Zu allgemein hat die Menschheit den Glauben angenommen, gewisse Besorgnisse seien unabwendbar, so besonders die Furcht vor Alter und Tod. Da diese Furcht, wie manche andere, der falschen Vorstellung von einem materiellen Menschen entstammt, besitzt sie ihre Scheinmacht und Existenz nur so lange, wie an diese Vorstellung geglaubt wird. Wir müssen verstehen, daß das Gute und nicht das Böse unabwendbar ist, daß das Böse unwirklich ist, gleichviel ob wir uns unserer individuellen, von Gott verliehenen Vollkommenheit und Unsterblichkeit jederzeit bewußt sind oder nicht.

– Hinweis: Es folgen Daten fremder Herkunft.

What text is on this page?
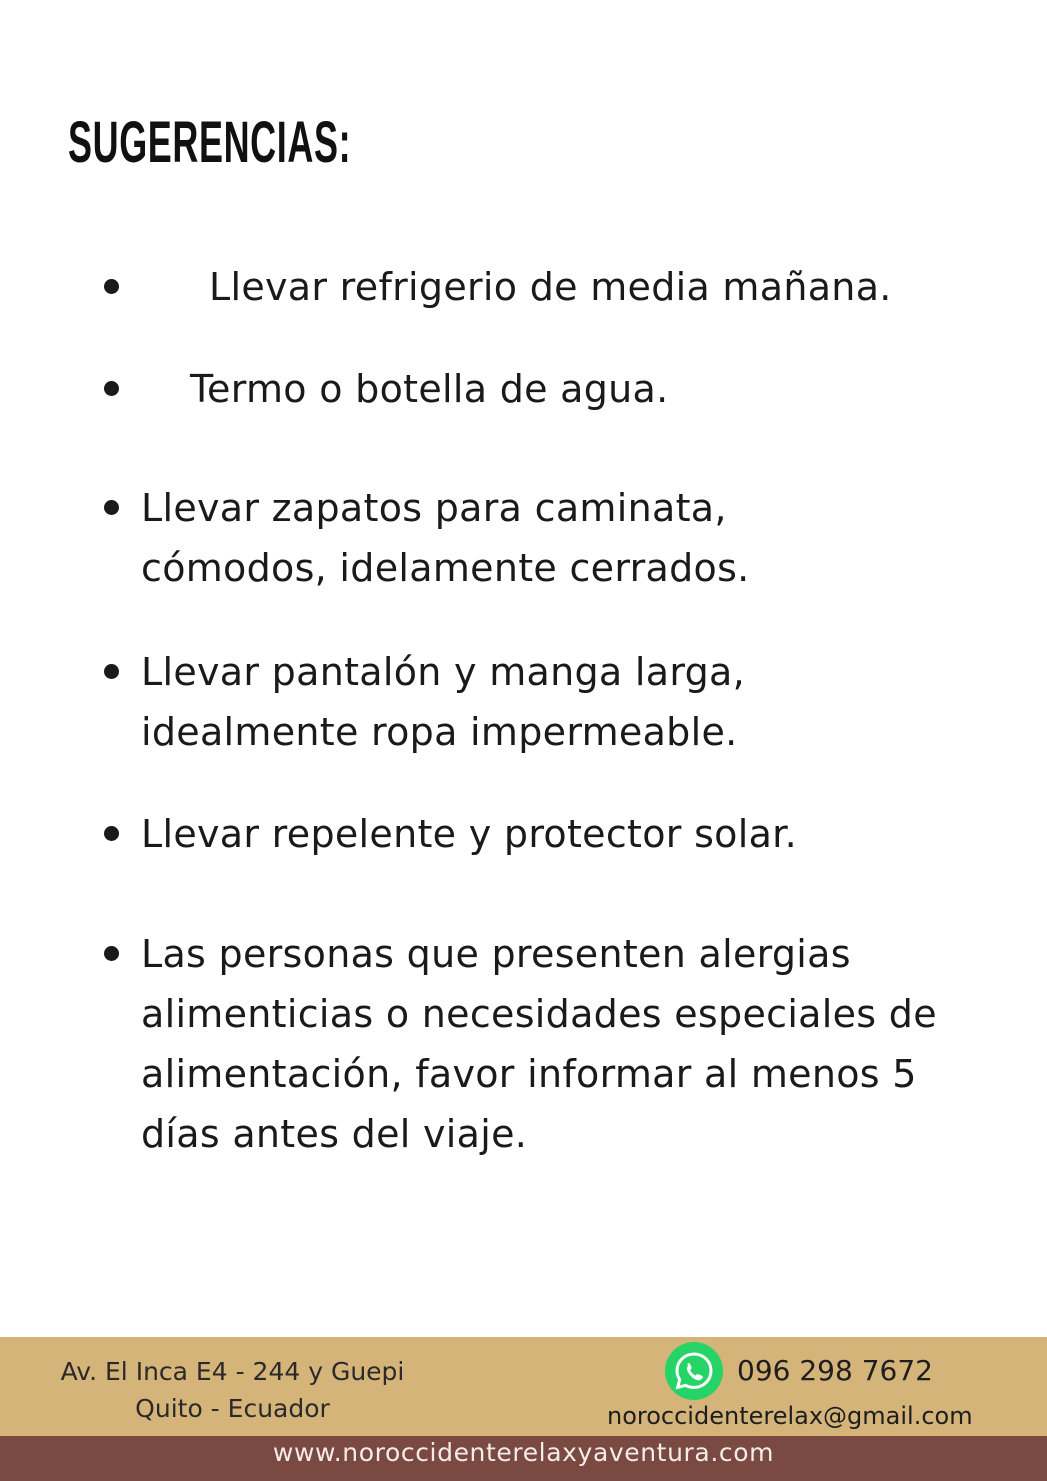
SUGERENCIAS:
Llevar refrigerio de media mañana.
Termo o botella de agua.
Llevar zapatos para caminata,
cómodos, idelamente cerrados.
Llevar pantalón y manga larga,
idealmente ropa impermeable.
Llevar repelente y protector solar.
Las personas que presenten alergias
alimenticias o necesidades especiales de
alimentación, favor informar al menos 5
días antes del viaje.
Av. El Inca E4 - 244 y Guepi
Quito - Ecuador
096 298 7672
noroccidenterelax@gmail.com
www.noroccidenterelaxyaventura.com
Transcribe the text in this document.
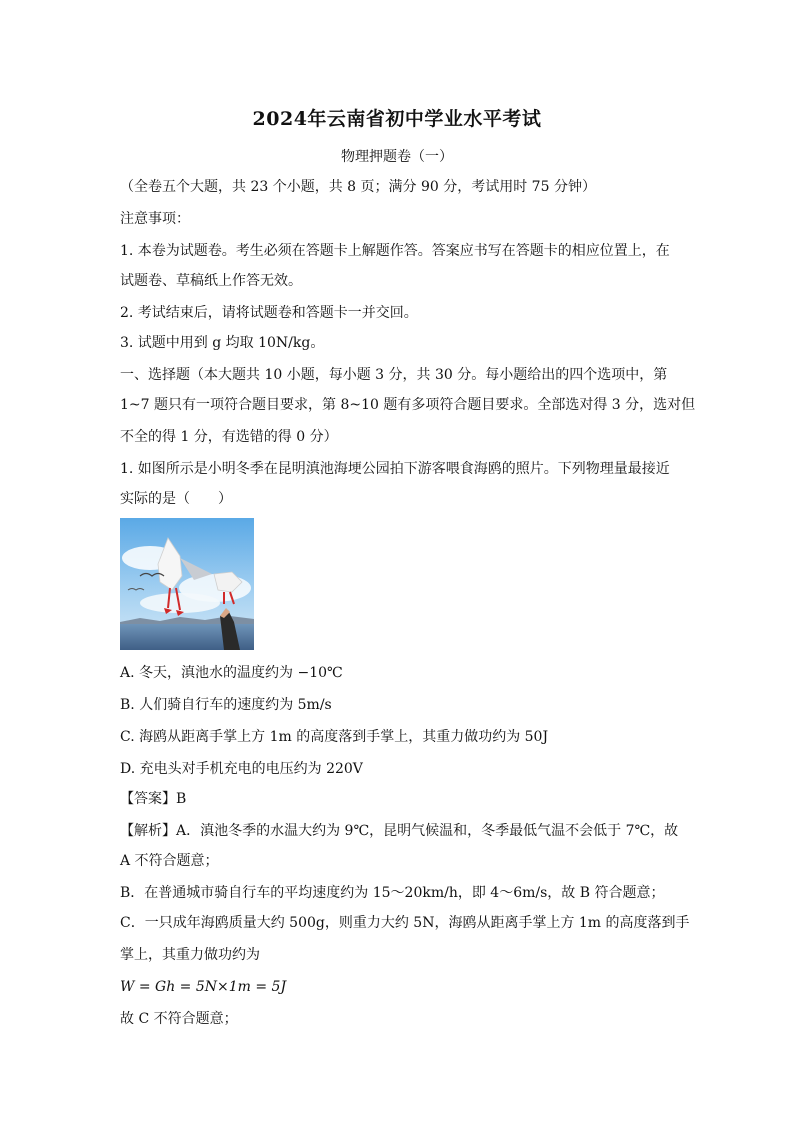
2024年云南省初中学业水平考试
物理押题卷（一）
（全卷五个大题，共 23 个小题，共 8 页；满分 90 分，考试用时 75 分钟）
注意事项：
1. 本卷为试题卷。考生必须在答题卡上解题作答。答案应书写在答题卡的相应位置上，在
试题卷、草稿纸上作答无效。
2. 考试结束后，请将试题卷和答题卡一并交回。
3. 试题中用到 g 均取 10N/kg。
一、选择题（本大题共 10 小题，每小题 3 分，共 30 分。每小题给出的四个选项中，第
1~7 题只有一项符合题目要求，第 8~10 题有多项符合题目要求。全部选对得 3 分，选对但
不全的得 1 分，有选错的得 0 分）
1. 如图所示是小明冬季在昆明滇池海埂公园拍下游客喂食海鸥的照片。下列物理量最接近
实际的是（　　）
A. 冬天，滇池水的温度约为 −10℃
B. 人们骑自行车的速度约为 5m/s
C. 海鸥从距离手掌上方 1m 的高度落到手掌上，其重力做功约为 50J
D. 充电头对手机充电的电压约为 220V
【答案】B
【解析】A．滇池冬季的水温大约为 9℃，昆明气候温和，冬季最低气温不会低于 7℃，故
A 不符合题意；
B．在普通城市骑自行车的平均速度约为 15～20km/h，即 4～6m/s，故 B 符合题意；
C．一只成年海鸥质量大约 500g，则重力大约 5N，海鸥从距离手掌上方 1m 的高度落到手
掌上，其重力做功约为
W = Gh = 5N×1m = 5J
故 C 不符合题意；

Mrs. Eddy bringt uns die Wahrheit über die Allgegenwart und Macht der Liebe sehr nahe durch eine inspirierende Erklärung in „Message to The Mother Church for 1902“ (Botschaft an Die Mutterkirche für 1902, S. 8): „Durch geistige Liebe wird sich der Mensch bewußt, daß Gott sein Vater ist, und das Bewußtsein von Gott als Liebe gibt dem Menschen Kraft in unbegrenzter Entfaltung. Dann wird Gott für ihn die Allgegenwart — die alle Sünde vernichtet; die Allmacht — die Leben, Gesundheit und Heiligkeit verleiht; die Allwissenheit — das ganze Gesetz und Evangelium.“
Ist das Gefühl einer tiefen Liebe zu Gott, die wir empfinden, und das aufrichtige, liebevolle Interesse für unsere Mitmenschen nicht ein Zeichen dafür, daß die göttliche Liebe in uns wirkt? Laßt uns diese innere Kraft bei jeder möglichen Gelegenheit in uns stärken und sie anwenden, pflegen und verherrlichen, denn sie ist die Wirklichkeit vom Sein des Menschen. Ohne den Impuls und das Feuer dieser inneren Kraft mögen all die hier vorangehenden Ausführungen wenig Bedeutung haben, doch mit ihrer geistigen Weihe sind uns die Resultate unserer Gebete gewiß. Dann werden wir erkennen, daß wir immer mehr im Bewußtsein unserer Verbundenheit, unserer Einheit mit unserem Vater-Mutter Gott, Liebe, verweilen, wo es keine Furcht gibt. Und dann werden wir erleben, daß die göttliche Liebe die Furcht austreibt und zwar individuell, allgemein und unverzüglich.